Conheça a íntima ligação entre a consagração a Virgem Maria e o mistério da Encarnação do Verbo.

Ao celebrar a solenidade da Anunciação do Senhor, é significativo meditar no extraordinário mistério que é a Encarnação do Verbo de Deus, para compreender melhor a consagração a Jesus em Maria. São Luís Maria Grignion de Montfort, no seu clássico de espiritualidade mariana intitulado “Tratado da Verdadeira Devoção a Santíssima Virgem”, ensina-nos que a consagração a Virgem Maria tem uma estreita ligação com o mistério da Encarnação do Verbo. Pois, a ação de Deus neste Mistério se realiza também em cada um de nós, filhos de Maria, especialmente se somos a ela consagrados.

Conheça a íntima ligação entre a consagração a Virgem Maria e o mistério da Encarnação do Verbo.

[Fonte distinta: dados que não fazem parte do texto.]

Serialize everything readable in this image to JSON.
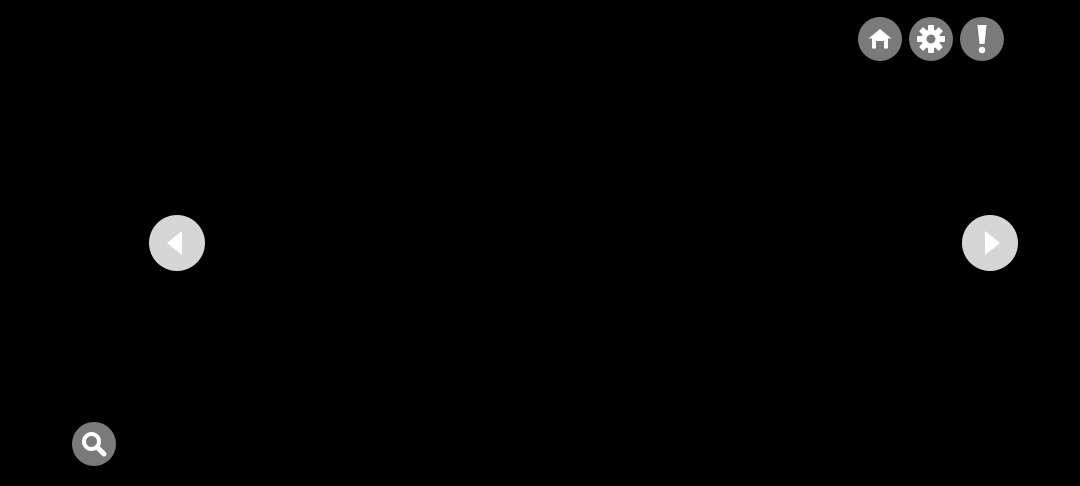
{
  "colors": {
    "background": "#000000",
    "toolbar_button": "#7a7a7a",
    "nav_button": "#d6d6d6",
    "glyph_light": "#ffffff"
  },
  "toolbar": {
    "icons": [
      "home-icon",
      "gear-icon",
      "exclamation-icon"
    ]
  },
  "navigation": {
    "icons": [
      "chevron-left-icon",
      "chevron-right-icon"
    ]
  },
  "search": {
    "icon": "magnifier-icon"
  }
}
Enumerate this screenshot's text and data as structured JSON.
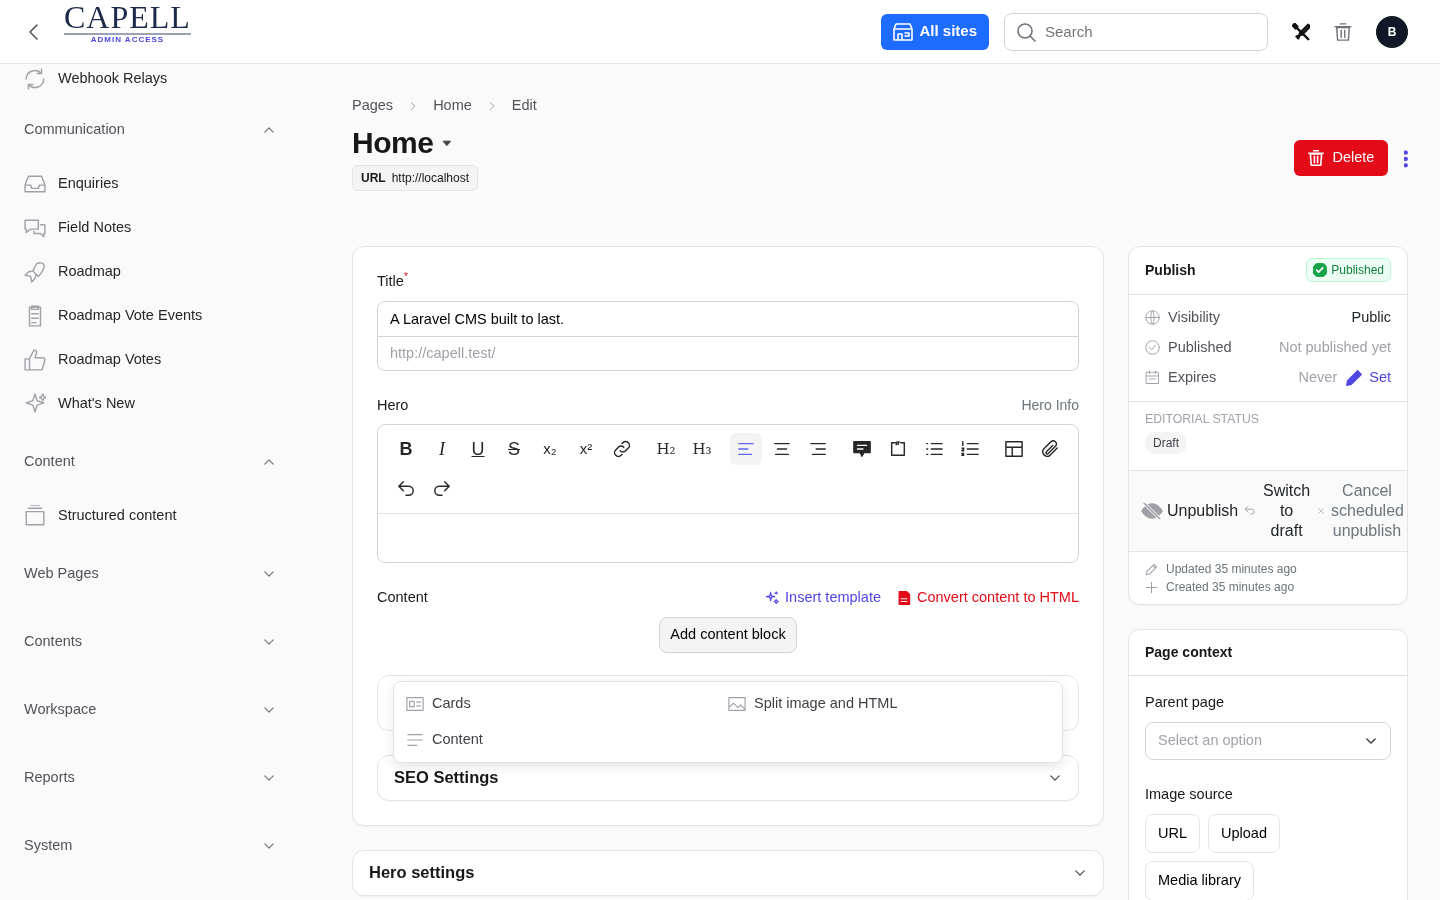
{
  "header": {
    "logo": {
      "wordmark": "CAPELL",
      "tagline": "ADMIN ACCESS"
    },
    "sites_button": "All sites",
    "search": {
      "placeholder": "Search"
    },
    "avatar": "B"
  },
  "sidebar": {
    "items": [
      {
        "kind": "item",
        "label": "Webhook Relays"
      },
      {
        "kind": "section",
        "label": "Communication",
        "expanded": true,
        "children": [
          {
            "label": "Enquiries"
          },
          {
            "label": "Field Notes"
          },
          {
            "label": "Roadmap"
          },
          {
            "label": "Roadmap Vote Events"
          },
          {
            "label": "Roadmap Votes"
          },
          {
            "label": "What's New"
          }
        ]
      },
      {
        "kind": "section",
        "label": "Content",
        "expanded": true,
        "children": [
          {
            "label": "Structured content"
          }
        ]
      },
      {
        "kind": "section",
        "label": "Web Pages",
        "expanded": false
      },
      {
        "kind": "section",
        "label": "Contents",
        "expanded": false
      },
      {
        "kind": "section",
        "label": "Workspace",
        "expanded": false
      },
      {
        "kind": "section",
        "label": "Reports",
        "expanded": false
      },
      {
        "kind": "section",
        "label": "System",
        "expanded": false
      }
    ]
  },
  "breadcrumbs": [
    "Pages",
    "Home",
    "Edit"
  ],
  "page": {
    "title": "Home",
    "url_label": "URL",
    "url": "http://localhost",
    "delete_button": "Delete"
  },
  "form": {
    "title_label": "Title$^{*}$",
    "title_value": "A Laravel CMS built to last.",
    "slug_placeholder": "http://capell.test/",
    "hero_label": "Hero",
    "hero_info": "Hero Info",
    "toolbar": [
      {
        "kind": "bold",
        "label": "B",
        "selected": false
      },
      {
        "kind": "italic",
        "label": "I",
        "selected": false
      },
      {
        "kind": "underline",
        "label": "U",
        "selected": false
      },
      {
        "kind": "strike",
        "label": "S",
        "selected": false
      },
      {
        "kind": "sub",
        "label": "x₂",
        "selected": false
      },
      {
        "kind": "sup",
        "label": "x²",
        "selected": false
      },
      {
        "kind": "link",
        "selected": false
      },
      {
        "kind": "heading",
        "label": "H₂",
        "selected": false
      },
      {
        "kind": "heading",
        "label": "H₃",
        "selected": false
      },
      {
        "kind": "align-left",
        "selected": true
      },
      {
        "kind": "align-center",
        "selected": false
      },
      {
        "kind": "align-right",
        "selected": false
      },
      {
        "kind": "comment",
        "selected": false
      },
      {
        "kind": "code",
        "selected": false
      },
      {
        "kind": "bullets",
        "selected": false
      },
      {
        "kind": "numbers",
        "selected": false
      },
      {
        "kind": "table",
        "selected": false
      },
      {
        "kind": "clip",
        "selected": false
      },
      {
        "kind": "undo",
        "selected": false
      },
      {
        "kind": "redo",
        "selected": false
      }
    ],
    "content_label": "Content",
    "insert_template": "Insert template",
    "convert": "Convert content to HTML",
    "add_block": "Add content block",
    "block_menu": [
      "Cards",
      "Split image and HTML",
      "Content"
    ],
    "seo": {
      "label": "SEO Settings",
      "expanded": false
    }
  },
  "hero_settings": {
    "label": "Hero settings",
    "expanded": false
  },
  "publish": {
    "title": "Publish",
    "status": "Published",
    "rows": [
      {
        "label": "Visibility",
        "value": "Public",
        "strong": true
      },
      {
        "label": "Published",
        "value": "Not published yet",
        "strong": false
      },
      {
        "label": "Expires",
        "value": "Never",
        "strong": false,
        "action": "Set"
      }
    ],
    "editorial_label": "EDITORIAL STATUS",
    "editorial_value": "Draft",
    "actions": [
      "Unpublish",
      "Switch to draft",
      "Cancel scheduled unpublish"
    ],
    "updated": "Updated 35 minutes ago",
    "created": "Created 35 minutes ago"
  },
  "context": {
    "title": "Page context",
    "parent_label": "Parent page",
    "parent_placeholder": "Select an option",
    "image_label": "Image source",
    "image_buttons": [
      "URL",
      "Upload",
      "Media library"
    ]
  }
}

Anunciação da Encarnação do Verbo a Virgem Maria

Para compreender esta ação divina no mistério da Encarnação, que se realiza em Nossa Senhora, precisamos conhecer e entender o princípio teológico que perpassa toda a mariologia de São Luís Maria: “supostas as coisas como são, já que Deus quis começar e acabar suas maiores obras por meio da Santíssima Virgem, depois que a formou, é de crer que não mudará de conduta nos séculos dos séculos (cf. Rm 8, 29), pois é Deus, imutável em sua conduta e em seus sentimentos”1. A partir deste princípio, compreenderemos melhor a Encarnação do Verbo, a sua continuidade no desígnio da Salvação, e a devoção especial dos consagrados, ou escravos de amor, a este mistério.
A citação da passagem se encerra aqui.